Welland argues that the fees are excessive. He does not direct the court to a single time entry or task that he considers unnecessary or unreasonable, nor does he challenge the reasonableness of the Foley attorneys' hourly rates, however. Instead, Welland points to the total amounts of the attorney's fees billed each month, and claims that the attorney's fees will "unnecessarily and unjustly deplete the remaining assets of the receivership, including the assets held to pay secured creditors such as Welland." ( E.g., Welland Objection to Second Fee Mot. at 3.) To support his contention, Welland calls attention to the hours one of the attorneys, Ms. Brown, devotes to the case each month. But despite Welland's suggestion to the contrary, the fact that Ms. Brown may spend a large percentage of her time working on issues relating to the receivership does not establish that the fees are excessive. As the Receiver explained in its Fee Motions, in an effort to eliminate duplication of effort, Foley gave primary responsibility for the case to Ms. Brown, staffing other attorneys on an as-needed basis. The court has no problem with Ms. Brown's hours.

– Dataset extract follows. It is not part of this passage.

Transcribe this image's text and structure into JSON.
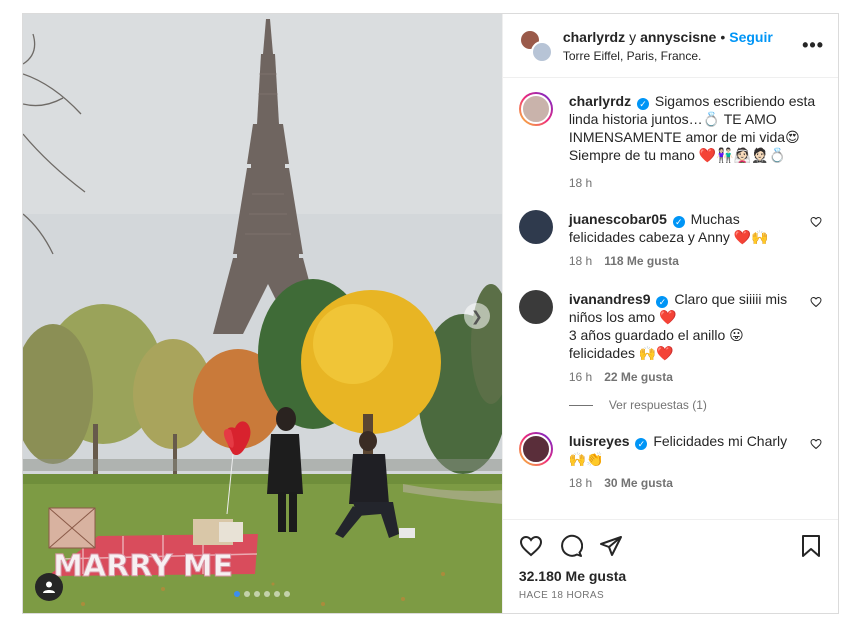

As noted earlier, the district court ordered Welland to comply with Local Rule 54.3 if he intended to pursue his objections. Among other things, Local Rule 54.3 requires a party opposing an application for attorney's fees to disclose the total amount of attorney's fees the objector has expended, to disclose counsel's time and work records, the applicable billable rates, evidence of litigation related expenses, etc. N.D. Ill. L.R. 54.3. Local Rule 54.3 further requires the parties to provide a joint statement setting forth the total amount of fees the moving party seek, the total amount of fees/expenses the respondent deems appropriate, and to specifically describe the specific disputes remaining. Id. Welland, however, chose not to obey the district court's order, explaining to the Receiver that Local Rule 54.3 does not apply to Welland, because Welland is not the party from whom the movant seeks payment, and thus is not the "respondent" as defined by Local Rule 54.3. Although Welland's objections may not technically fall within the scope of Local Rule 54.3, the district court nevertheless directed Welland to comply with Local Rule 54.3 — an order clearly within the district court's discretion. If Welland had a problem with that order, he should have asked the district court to reconsider, rather than unilaterally deciding not to comply. By refusing to disclose his attorney's fees and expenses, billable rates, etc., Welland not only disobeyed the district court's order, he also failed to provide any reference point from which the court could conclude that Foley's billable rates or hours are too high.

See docket entry 121.

Welland also contends that the fees are excessive because they are disproportionate to the benefit bestowed on the receivership. Welland offers no factual basis for this argument, however, and relies on inapplicable case law. Welland, for example, points out that "`in ordinary federal receivership cases, creditors or shareholders and their attorneys may receive compensation in the discretion of the trial judge where they benefit the receivership estate.'" Exchange Nat'l Bank-Colo. v. Hendrickson, No. IP-83-1821-C-B, 1996 U.S. Dist. Lexis 15623, *14 (S.D. Ind. Sept. 24, 1996) (quoting S.E.C. v. First Sec. Co. of Chicago, 528 F.2d 449, 451 (7th Cir. 1976)). But that point has no bearing on the issue presented here: the Receiver is not seeking fees for work done by creditors, shareholders, or their attorneys — the Receiver is seeking compensation for its attorneys. And in any event, the facts before the court demonstrate that the work done by Receiver and its counsel has benefitted the Receivership Estate substantially. ( See Section II.A.) Welland's objections are, quite simply, misplaced.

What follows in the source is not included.